Mythology: Holiday Edition

Mythology%3A+Holiday+Edition

Dionysus

On Christmas Day, a Greek God called Dionysus was born. Dionysus was the son of Zeus and Semele. Unfortunately, when Semele was pregnant with Dionysus, Semele was burnt to crisp; however Zeus managed to save Dionysus by granting him immortality and from then on, he was referred to as “the one twice-born.” (which referred to his prenatal birth and then his actual birth from Zeus).

As a God, Dionysus was known as the god of wine, pleasure, festivity, vegetation, and frenzy; Compared to the rest of the Gods, he seemed the most fun to be around, mostly because Dionysus spent his life traveling around the world and was one of the very few Greek characters who were able to successfully bring back a dead person from the underworld.

Dionysus made a lasting impact on Greek society. Four times a year, the Athenians and citizens in Greece would come to worship Dionysus. The Greeks would sing, drink large amounts of wine, dance, and revel in a state of madness to honor Dionysus. At a point, a contest was formed to honor the best tragedy, where three tragedies and one satyr play would be shown. Due to these celebrations, Dionysus drove the development of Greek Theaters. To this day, Dionysus has an impact on Western society, as greek theaters would then influence western theaters, giving us a platform to watch the Nutcracker and a Christmas during the holidays. 

 

Huitzilopochtli
Huitzilopochtli, the god of war and the sun, was known as a principal deity in Aztec society. Huitzilopochtli is interpreted as “The Hummingbird of the South” or “Blue Hummingbird on the Left” where Aztecs believed that deceased warriors reincarnated as hummingbirds and Aztecs considered the south to be the left side of the world. Thus, his name takes a deeper meaning as the “resuscitated warrior of the south.” Huitzilopochtli is also known as Uitzilopochtli, Xiuhpilli (Turquoise Prince), and Totec (Our Lord). His calendar name is Ce Técpatl and his nagual, or animal spirit, is an eagle.

In one version of events, Huitzilopochtli was the son of Omecίhuatl and Ometecuhtli– the male and female aspects of the primordial god Ometeotl. Alternatively, Huitzilopochtli is the son of the earth goddess Coatlίcue, born in the Coatepec Mountains. Huitzilopochtli avenged his mother after she was killed by her children Centzonhuitznahuac and Centzonmimizcoa. Huitzilopochtli dispersed them in the heavens to become the northern and southern constellations. His sister, however, Coyolxauhqui was the first to fall as he defeated her as he was born from his mother’s corpse and flung her head to the sky, which resulted in the creation of the moon.

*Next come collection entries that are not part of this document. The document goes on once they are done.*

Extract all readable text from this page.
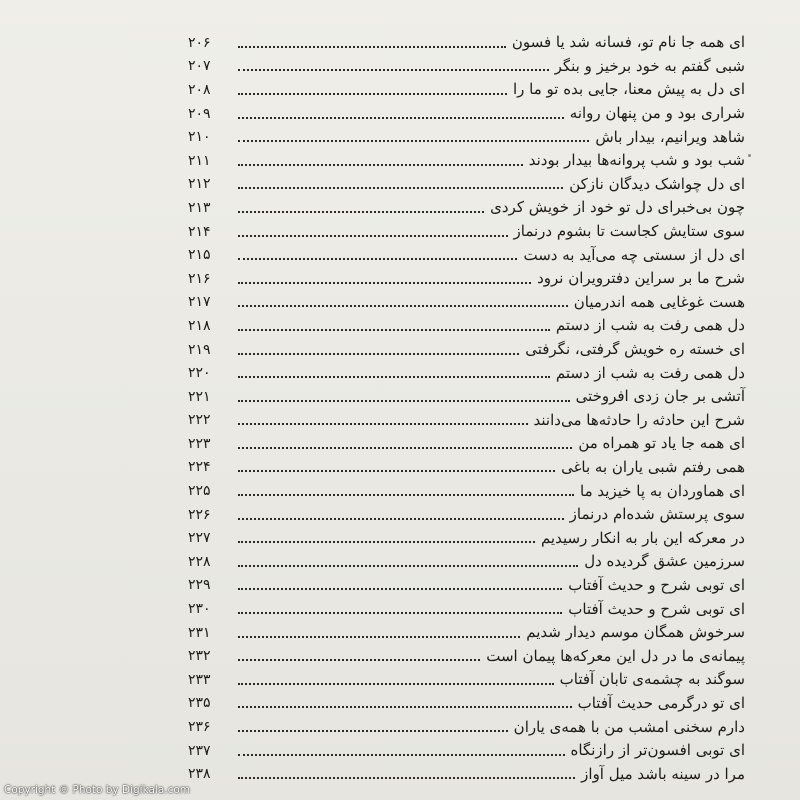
ای همه جا نام تو، فسانه شد یا فسون
۲۰۶
شبی گفتم به خود برخیز و بنگر
۲۰۷
ای دل به پیش معنا، جایی بده تو ما را
۲۰۸
شراری بود و من پنهان روانه
۲۰۹
شاهد ویرانیم، بیدار باش
۲۱۰
شب بود و شب پروانه‌ها بیدار بودند
۲۱۱
ای دل چواشک دیدگان نازکن
۲۱۲
چون بی‌خبرای دل تو خود از خویش کردی
۲۱۳
سوی ستایش کجاست تا بشوم درنماز
۲۱۴
ای دل از سستی چه می‌آید به دست
۲۱۵
شرح ما بر سراین دفترویران نرود
۲۱۶
هست غوغایی همه اندرمیان
۲۱۷
دل همی رفت به شب از دستم
۲۱۸
ای خسته ره خویش گرفتی، نگرفتی
۲۱۹
دل همی رفت به شب از دستم
۲۲۰
آتشی بر جان زدی افروختی
۲۲۱
شرح این حادثه را حادثه‌ها می‌دانند
۲۲۲
ای همه جا یاد تو همراه من
۲۲۳
همی رفتم شبی یاران به باغی
۲۲۴
ای هماوردان به پا خیزید ما
۲۲۵
سوی پرستش شده‌ام درنماز
۲۲۶
در معرکه این بار به انکار رسیدیم
۲۲۷
سرزمین عشق گردیده دل
۲۲۸
ای توبی شرح و حدیث آفتاب
۲۲۹
ای توبی شرح و حدیث آفتاب
۲۳۰
سرخوش همگان موسم دیدار شدیم
۲۳۱
پیمانه‌ی ما در دل این معرکه‌ها پیمان است
۲۳۲
سوگند به چشمه‌ی تابان آفتاب
۲۳۳
ای تو درگرمی حدیث آفتاب
۲۳۵
دارم سخنی امشب من با همه‌ی یاران
۲۳۶
ای توبی افسون‌تر از رازنگاه
۲۳۷
مرا در سینه باشد میل آواز
۲۳۸
Copyright © Photo by Digikala.com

The conflict between Coyolxauhqui and Huitzilopochtli was thought to happen daily as the exchange for the control of the sky between the sun and the moon. Huitzilopochtli was thought to be accompanied across the sky by the spirits of fallen warriors (later reincarnated as hummingbirds), and from noon was accompanied by Cihuateteo or spirits of women who died during childbirth. Night arose as Huitzilopochtli moved through the Underworld until dawn, where the cycle continues.

The Aztecs believed Huitzilopochtli guided them from the sacred cave of Aztlan to the Valley of Mexico, founding the city of Tenochtitlán in 1325 CE. During the journey, priests carried his image of a hummingbird on their shoulders, with his voice giving orders at night. Huitzilopochtli’s first shrine was built on a spot where priests found a eagle poised on a rock devouring a rock devouring a snake, an image so striking that it is portrayed on the Mexican flag.